Un policier indique dans le rapport que pendant ce laps de temps, une infirmière a dit : «J’ai un pouls.»

L’un des agents de police présents tente alors d’alerter le Dr Aryan Toosi. «Toosi m’a dit avec arrogance qu’il était médecin, qu’il avait un diplôme de médecine, qu’il avait fait des études de médecine pour une raison, et qu’il fallait le laisser faire son travail», a écrit l’agent.

Le médecin a demandé une nouvelle prise de pouls, et à 18h20, il a constaté le décès du jeune enfant.

Le corps du petit a ensuite été transporté dans une pièce de l’hôpital servant de morgue. Au cours de la première heure, des policiers, des membres de la famille et du personnel de sécurité de l’hôpital ont affirmé avoir aperçu des signes de vie chez l’enfant, qu’ils ont décrits comme «une sensation de manque d’air».

Le personnel médical a été alerté, mais selon le rapport policier, les infirmières auraient affirmé qu’il s’agissait d’une «respiration agonique», c’est-à-dire le dernier souffle d’une personne qui meurt.

Lorsque le véhicule du médecin légiste est arrivé, quatre heures plus tard, le garçon respirait encore. Ce dernier a été transporté par avion vers un autre centre hospitalier.

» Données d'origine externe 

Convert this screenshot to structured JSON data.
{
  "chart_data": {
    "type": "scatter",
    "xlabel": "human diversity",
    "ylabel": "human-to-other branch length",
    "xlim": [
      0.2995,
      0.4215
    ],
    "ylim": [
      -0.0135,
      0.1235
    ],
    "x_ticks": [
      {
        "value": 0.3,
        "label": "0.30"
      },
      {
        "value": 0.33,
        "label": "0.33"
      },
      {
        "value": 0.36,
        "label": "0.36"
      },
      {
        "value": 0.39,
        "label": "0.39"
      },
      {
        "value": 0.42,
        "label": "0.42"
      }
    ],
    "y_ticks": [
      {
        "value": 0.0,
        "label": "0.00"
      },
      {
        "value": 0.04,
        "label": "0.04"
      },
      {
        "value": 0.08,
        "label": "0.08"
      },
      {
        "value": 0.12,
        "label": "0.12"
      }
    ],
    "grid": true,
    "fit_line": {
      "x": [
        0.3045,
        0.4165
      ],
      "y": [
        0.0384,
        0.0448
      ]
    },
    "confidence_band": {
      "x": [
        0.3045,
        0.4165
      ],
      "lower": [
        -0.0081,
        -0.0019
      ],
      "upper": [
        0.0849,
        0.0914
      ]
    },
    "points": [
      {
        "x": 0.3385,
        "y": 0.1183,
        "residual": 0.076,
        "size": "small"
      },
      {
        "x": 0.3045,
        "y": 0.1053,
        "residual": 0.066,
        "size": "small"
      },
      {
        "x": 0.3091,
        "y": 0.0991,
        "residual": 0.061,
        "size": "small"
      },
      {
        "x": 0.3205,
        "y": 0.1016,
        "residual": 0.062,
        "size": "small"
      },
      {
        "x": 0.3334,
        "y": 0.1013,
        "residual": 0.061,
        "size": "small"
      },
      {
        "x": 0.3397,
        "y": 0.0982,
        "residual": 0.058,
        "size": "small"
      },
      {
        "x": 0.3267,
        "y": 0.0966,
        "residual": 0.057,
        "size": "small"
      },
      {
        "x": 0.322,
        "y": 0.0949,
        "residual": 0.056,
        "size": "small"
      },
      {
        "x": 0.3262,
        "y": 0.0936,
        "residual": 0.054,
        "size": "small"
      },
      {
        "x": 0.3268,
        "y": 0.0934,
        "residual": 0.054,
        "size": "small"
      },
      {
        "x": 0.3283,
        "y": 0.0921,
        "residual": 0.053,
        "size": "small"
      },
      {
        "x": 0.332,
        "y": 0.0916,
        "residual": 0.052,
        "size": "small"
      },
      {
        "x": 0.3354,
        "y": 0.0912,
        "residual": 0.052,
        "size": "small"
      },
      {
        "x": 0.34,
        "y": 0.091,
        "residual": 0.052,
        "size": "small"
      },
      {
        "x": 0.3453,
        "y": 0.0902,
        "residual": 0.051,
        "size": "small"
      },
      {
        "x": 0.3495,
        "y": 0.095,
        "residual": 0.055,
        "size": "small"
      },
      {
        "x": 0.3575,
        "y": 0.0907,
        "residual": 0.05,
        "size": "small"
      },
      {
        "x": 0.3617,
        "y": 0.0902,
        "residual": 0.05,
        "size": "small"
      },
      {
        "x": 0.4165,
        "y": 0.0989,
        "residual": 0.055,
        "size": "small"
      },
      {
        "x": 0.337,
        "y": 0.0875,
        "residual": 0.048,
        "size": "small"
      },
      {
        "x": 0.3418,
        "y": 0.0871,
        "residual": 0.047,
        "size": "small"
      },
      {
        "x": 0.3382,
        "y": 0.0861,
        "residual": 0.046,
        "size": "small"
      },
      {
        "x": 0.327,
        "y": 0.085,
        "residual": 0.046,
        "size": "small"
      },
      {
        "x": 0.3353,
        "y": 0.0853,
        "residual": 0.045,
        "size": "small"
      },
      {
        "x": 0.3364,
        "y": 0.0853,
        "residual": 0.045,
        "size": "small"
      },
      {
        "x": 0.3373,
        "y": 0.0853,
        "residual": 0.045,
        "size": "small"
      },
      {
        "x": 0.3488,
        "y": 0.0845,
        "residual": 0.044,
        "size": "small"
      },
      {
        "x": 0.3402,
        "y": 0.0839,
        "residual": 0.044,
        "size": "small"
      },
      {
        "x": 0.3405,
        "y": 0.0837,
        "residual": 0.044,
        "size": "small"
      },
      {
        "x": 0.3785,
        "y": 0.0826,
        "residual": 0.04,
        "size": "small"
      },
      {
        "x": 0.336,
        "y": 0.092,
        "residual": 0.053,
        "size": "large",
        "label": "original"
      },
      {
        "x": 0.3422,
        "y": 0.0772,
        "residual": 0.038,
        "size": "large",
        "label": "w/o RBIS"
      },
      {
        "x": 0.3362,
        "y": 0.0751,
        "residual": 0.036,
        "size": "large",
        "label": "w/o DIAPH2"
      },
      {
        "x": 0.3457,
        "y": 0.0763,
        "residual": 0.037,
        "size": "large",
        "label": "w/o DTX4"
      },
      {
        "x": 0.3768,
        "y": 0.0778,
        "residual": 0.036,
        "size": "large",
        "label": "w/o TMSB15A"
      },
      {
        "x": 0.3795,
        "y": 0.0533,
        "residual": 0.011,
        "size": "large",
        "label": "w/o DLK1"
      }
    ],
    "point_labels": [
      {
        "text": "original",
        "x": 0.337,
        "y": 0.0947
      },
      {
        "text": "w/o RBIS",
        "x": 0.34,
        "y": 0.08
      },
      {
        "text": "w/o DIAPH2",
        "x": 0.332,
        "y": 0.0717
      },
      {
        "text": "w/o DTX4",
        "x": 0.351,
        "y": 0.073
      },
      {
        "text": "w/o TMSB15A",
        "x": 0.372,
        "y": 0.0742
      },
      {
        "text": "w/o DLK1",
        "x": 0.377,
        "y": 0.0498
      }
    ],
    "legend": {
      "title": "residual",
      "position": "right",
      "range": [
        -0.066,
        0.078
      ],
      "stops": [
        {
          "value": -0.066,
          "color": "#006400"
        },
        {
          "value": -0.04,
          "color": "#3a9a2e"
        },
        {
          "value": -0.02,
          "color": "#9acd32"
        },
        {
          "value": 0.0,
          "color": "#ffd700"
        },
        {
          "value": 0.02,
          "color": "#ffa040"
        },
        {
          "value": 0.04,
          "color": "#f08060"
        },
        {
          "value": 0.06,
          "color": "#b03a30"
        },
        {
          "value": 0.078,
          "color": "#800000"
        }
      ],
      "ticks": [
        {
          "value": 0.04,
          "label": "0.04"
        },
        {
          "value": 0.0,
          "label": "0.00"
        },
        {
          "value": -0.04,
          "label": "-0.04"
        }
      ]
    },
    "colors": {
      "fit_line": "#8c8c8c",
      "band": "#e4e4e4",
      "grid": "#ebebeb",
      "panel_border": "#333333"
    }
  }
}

Le petit garçon a finalement survécu.

Des questions demeurent

Les événements soulèvent de nombreuses questions, notamment chez les professionnels de la santé.

«Franchement, quand on lit le rapport de police, c’est un peu choquant», a déclaré le Dr Keith Zacher, chirurgien traumatologue, selon ce que rapporte CNN.

Le Dr Zacher estime que les signaux d’alarme relevés dans le rapport auraient dû être pris au sérieux. «Je veux dire, cela me pousserait peut-être à y revenir et à y regarder de plus près, ou, vous savez, à réévaluer la situation.»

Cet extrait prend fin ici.